What are some aspects of teaching you find difficult? What about aspects you find rewarding?
I’ll start with what I consider to be the most rewarding. It’s simple… getting to work with the kids every day and helping them develop into the leaders and people they become. Nothing makes me happier than hearing about their successes or when I hear back from my kids after graduating and finding out all the amazing things they’ve done or are doing now. I know some of them think I’m just blowing smoke, but I tell them all the time that I can’t wait to see what they do in the future. As far as the most difficult… it’s just finding the time to get everything done. There’s always something more I can do, and it’s difficult to find where to draw the line. My wife and I have a five year old, and he, of course, always wants as much attention as we can give him, so it’s really hard sometimes to try to balance family life with things I need to do, things I’d like to do, coaching ice hockey, and working with the National Honor Society and Debate Club.
Was there a teacher you had in school that left a big impact on you?
I had a bunch! I think I can remember every teacher I ever had going back to kindergarten, but the ones who I will say shaped me the most are: my 7th and 8th grade social studies teacher, Mr. Steele; my 10th-12th grade journalism teacher; my 11th grade AP English teacher Mr. Kissick; my 12th grade AP Biology teacher; and, the aforementioned Mrs. Madden. Mr. Steele was the first really fun teacher I had. He was sarcastic and silly, but was really into history and teaching his students about history. I looked forward to going into his room every day for two school years. He was the first one who made me consider teaching as a future career. Mr. Kissick was the first teacher who I felt I really connected with on a personal level. He liked the same kind of music that I did, and we frequently talked about music, exchanged CDs (yah, it was that long ago!), and even played music together a few times. He also did a lot of really cool in-class stuff that I use with my students today. Finally, Mrs. Madden is who gave me the passion for biology. I love how much effort she put into everything that she did and really appreciate her instilling that passion in me.
When you’re not teaching, how do you spend your time?

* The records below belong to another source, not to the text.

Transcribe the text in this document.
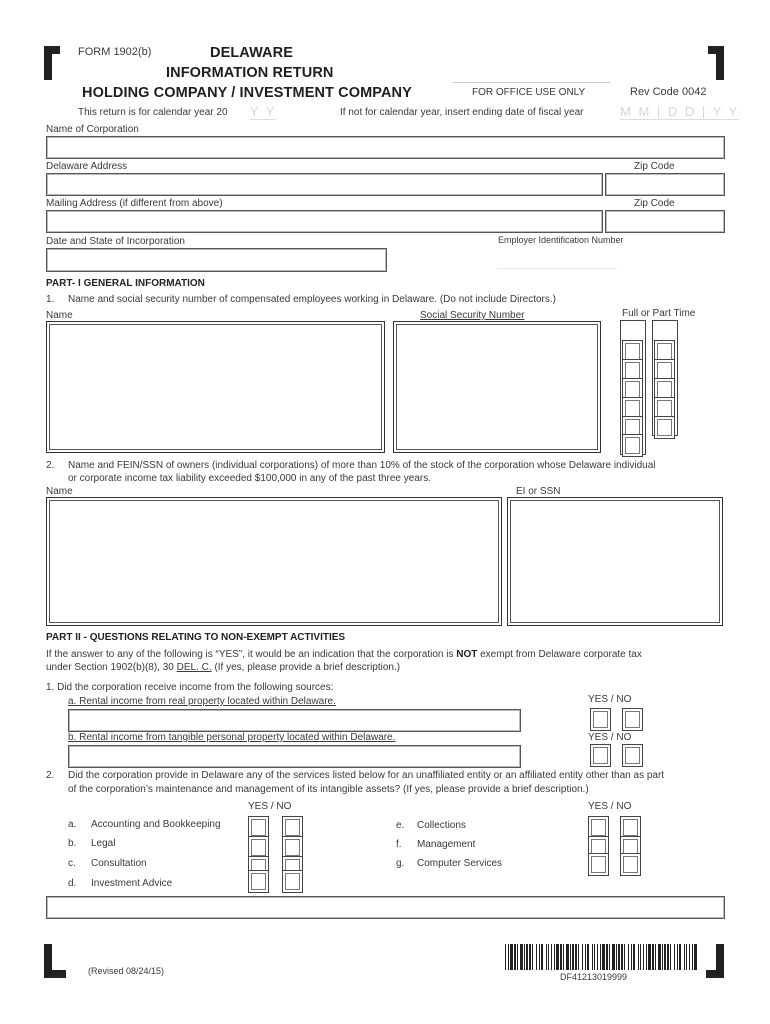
FORM 1902(b)	DELAWARE
INFORMATION RETURN
HOLDING COMPANY / INVESTMENT COMPANY	FOR OFFICE USE ONLY	Rev Code 0042
This return is for calendar year 20 Y Y	If not for calendar year, insert ending date of fiscal year	M M | D D | Y Y
Name of Corporation
Delaware Address	Zip Code
Mailing Address (if different from above)	Zip Code
Date and State of Incorporation	Employer Identification Number
PART- I GENERAL INFORMATION
1. Name and social security number of compensated employees working in Delaware. (Do not include Directors.)
Name	Social Security Number	Full or Part Time
2. Name and FEIN/SSN of owners (individual corporations) of more than 10% of the stock of the corporation whose Delaware individual
or corporate income tax liability exceeded $100,000 in any of the past three years.
Name	EI or SSN
PART II - QUESTIONS RELATING TO NON-EXEMPT ACTIVITIES
If the answer to any of the following is “YES”, it would be an indication that the corporation is NOT exempt from Delaware corporate tax
under Section 1902(b)(8), 30 DEL. C. (If yes, please provide a brief description.)
1. Did the corporation receive income from the following sources:
a. Rental income from real property located within Delaware.	YES / NO
b. Rental income from tangible personal property located within Delaware.	YES / NO
2. Did the corporation provide in Delaware any of the services listed below for an unaffiliated entity or an affiliated entity other than as part
of the corporation’s maintenance and management of its intangible assets? (If yes, please provide a brief description.)
YES / NO	YES / NO
a. Accounting and Bookkeeping
b. Legal
c. Consultation
d. Investment Advice
e. Collections
f. Management
g. Computer Services
(Revised 08/24/15)
DF41213019999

There’s so many things… my wife always says I’m interested in everything. I spend a lot of time with my wife, Sara and son Kaiden. We also have our own personal zoo at home; two dogs, two cats, and two rats. So… there’s always animal and child-related things going on in our house. In particular, we like to go down to the beach and go for walks. Kaiden’s become quite an explorer and likes to ask all sorts of questions about nature and what’s going on outside, so I of course love that. We go to a lot of zoos, museums, parks, etc. Anything to get us talking and learn more about what’s happening around us. When I’m alone, I watch sports all the time. Being from Pittsburgh, I love football, especially the Steelers. My biggest sport passion, though, is ice hockey. I’m an assistant coach for the Kent Island team, and have been a Penguins fan since I was five years old. I love hockey. When I have the time, I like to read and play video games as well. I’m pretty easy to keep entertained!